From the Department of Neuromuscular Diseases (C.P., P.M.M., M.G.H., R.D.S.P.), UCL Queen Square Institute of Neurology and The National Hospital for Neurology and Neurosurgery, London; and Wellcome Centre for Mitochondrial Research (R.H.T., G.S.G., R.M.), Translational and Clinical Research Institute, Faculty of Medical Sciences, Newcastle University, Newcastle upon Tyne, UK.
Neurology. 2022 Apr 5;98(14):576-582. doi: 10.1212/WNL.0000000000200240. Epub 2022 Feb 21.
To identify factors associated with severe coronavirus disease 2019 (COVID-19), defined by hospitalization status, in patients with primary mitochondrial diseases (PMDs), thereby enabling future risk stratification and informed management decisions.
We undertook a cross-sectional, international, registry-based study.

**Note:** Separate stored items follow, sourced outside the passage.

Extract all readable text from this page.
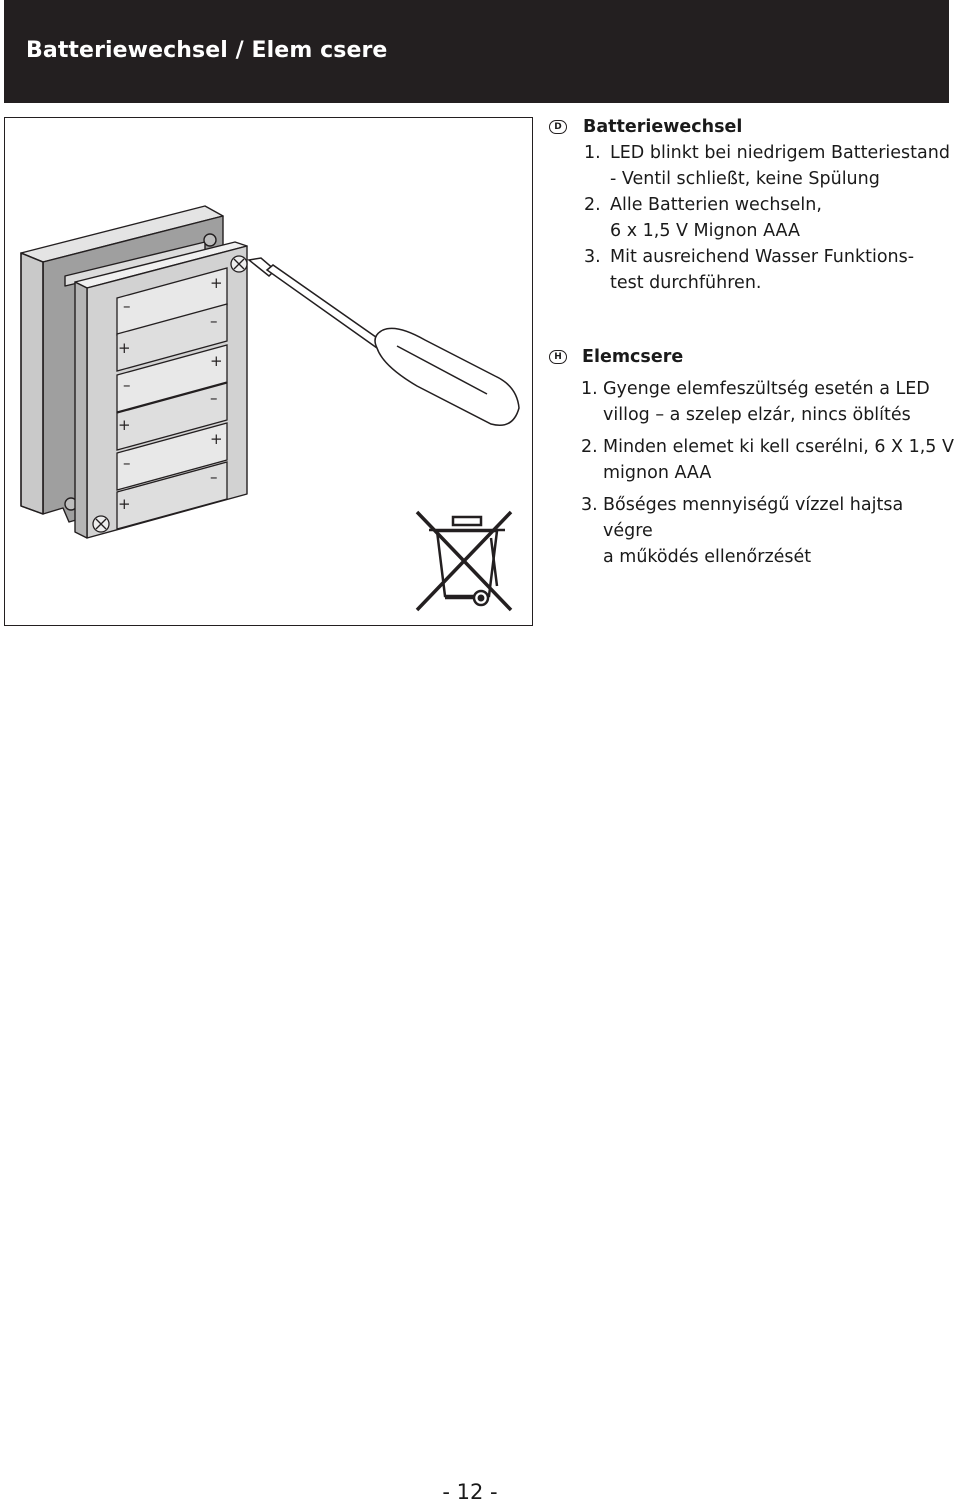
Batteriewechsel / Elem csere
–
+
–
+
–
+
–
+
–
+
–
+
D	Batteriewechsel
1. LED blinkt bei niedrigem Batteriestand
- Ventil schließt, keine Spülung
2. Alle Batterien wechseln,
6 x 1,5 V Mignon AAA
3. Mit ausreichend Wasser Funktions-
test durchführen.
H Elemcsere
1. Gyenge elemfeszültség esetén a LED
villog – a szelep elzár, nincs öblítés
2. Minden elemet ki kell cserélni, 6 X 1,5 V
mignon AAA
3. Bőséges mennyiségű vízzel hajtsa végre
a működés ellenőrzését
- 12 -
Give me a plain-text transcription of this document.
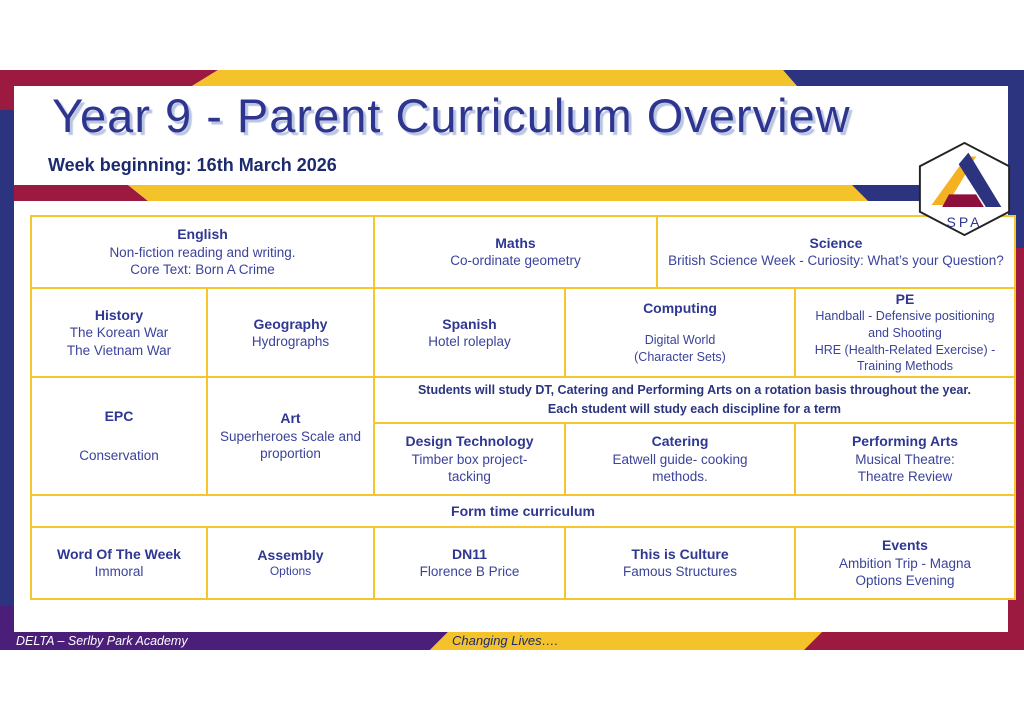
Year 9 - Parent Curriculum Overview
Week beginning: 16th March 2026
SPA
English
Non-fiction reading and writing.
Core Text: Born A Crime
Maths
Co-ordinate geometry
Science
British Science Week - Curiosity: What’s your Question?
History
The Korean War
The Vietnam War
Geography
Hydrographs
Spanish
Hotel roleplay
Computing
Digital World
(Character Sets)
PE
Handball - Defensive positioning and Shooting
HRE (Health-Related Exercise) - Training Methods
EPC
Conservation
Art
Superheroes Scale and proportion
Students will study DT, Catering and Performing Arts on a rotation basis throughout the year.
Each student will study each discipline for a term
Design Technology
Timber box project-
tacking
Catering
Eatwell guide- cooking
methods.
Performing Arts
Musical Theatre:
Theatre Review
Form time curriculum
Word Of The Week
Immoral
Assembly
Options
DN11
Florence B Price
This is Culture
Famous Structures
Events
Ambition Trip - Magna
Options Evening
DELTA – Serlby Park Academy	Changing Lives….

Data were extracted from the International Neuromuscular COVID-19 Database and collected between May 1, 2020, and May 31, 2021. The database included subjects with (1) PMD diagnosis (any age), clinically/histopathologically suspected and/or genetically confirmed; and (2) COVID-19 diagnosis classified as "confirmed", "probable", or "suspected" based on World Health Organization definitions. The primary outcome was hospitalization because of COVID-19. We collected demographic information, smoking status, coexisting comorbidities, outcomes after COVID-19 infection, and PMD genotype-phenotype. Baseline status was assessed using the modified Rankin scale (mRS) and the Newcastle Mitochondrial Disease Adult Scale (NMDAS).
Seventy-nine subjects with PMDs from 10 countries were included (mean age 41.5 ± 18 years): 25 (32%) were hospitalized, 48 (61%) recovered fully, 28 (35%) improved with sequelae, and 3 (4%) died. Statistically significant differences in hospitalization status were observed in baseline status, including the NMDAS score ( = 0.003) and mRS ( = 0.001), presence of respiratory dysfunction ( < 0.001), neurologic involvement ( = 0.003), and more than 4 comorbidities ( = 0.002). In multivariable analysis, respiratory dysfunction was independently associated with COVID-19 hospitalization (odds ratio, 7.66; 95% CI, 2-28; = 0.002).
Respiratory dysfunction is an independent risk factor for severe COVID-19 in PMDs while high disease burden and coexisting comorbidities contribute toward COVID-19-related hospitalization. These findings will enable risk stratification and informed management decisions for this vulnerable population.
确定与原发性线粒体疾病(PMD)患者住院状态相关的严重 2019 年冠状病毒病(COVID-19)的相关因素,从而实现未来的风险分层和管理决策。
我们进行了一项横断面、国际、基于登记的研究。数据来自 2020 年 5 月 1 日至 2021 年 5 月 31 日期间的国际神经肌肉 COVID-19 数据库。该数据库纳入了以下人群:(1)PMD 诊断(任何年龄),临床表现/组织病理学疑似和/或基因证实;(2)根据世界卫生组织的定义,COVID-19 诊断为“确诊”、“可能”或“疑似”。主要结局是因 COVID-19 住院。我们收集了人口统计学信息、吸烟状况、并存合并症、COVID-19 感染后的结局以及 PMD 基因型-表型。使用改良 Rankin 量表(mRS)和纽卡斯尔线粒体疾病成人量表(NMDAS)评估基线状态。
纳入了来自 10 个国家的 79 名 PMD 患者(平均年龄 41.5 ± 18 岁):25 名(32%)住院,48 名(61%)完全康复,28 名(35%)有后遗症改善,3 名(4%)死亡。在基线状态方面,包括 NMDAS 评分( = 0.003)和 mRS( = 0.001)、呼吸功能障碍( < 0.001)、神经受累( = 0.003)和存在 4 种以上合并症( = 0.002),住院状态存在统计学显著差异。在多变量分析中,呼吸功能障碍是 COVID-19 住院的独立危险因素(比值比,7.66;95%CI,2-28; = 0.002)。
呼吸功能障碍是 PMD 患者严重 COVID-19 的独立危险因素,而高疾病负担和并存合并症导致 COVID-19 相关住院。这些发现将为这一脆弱人群提供风险分层和管理决策。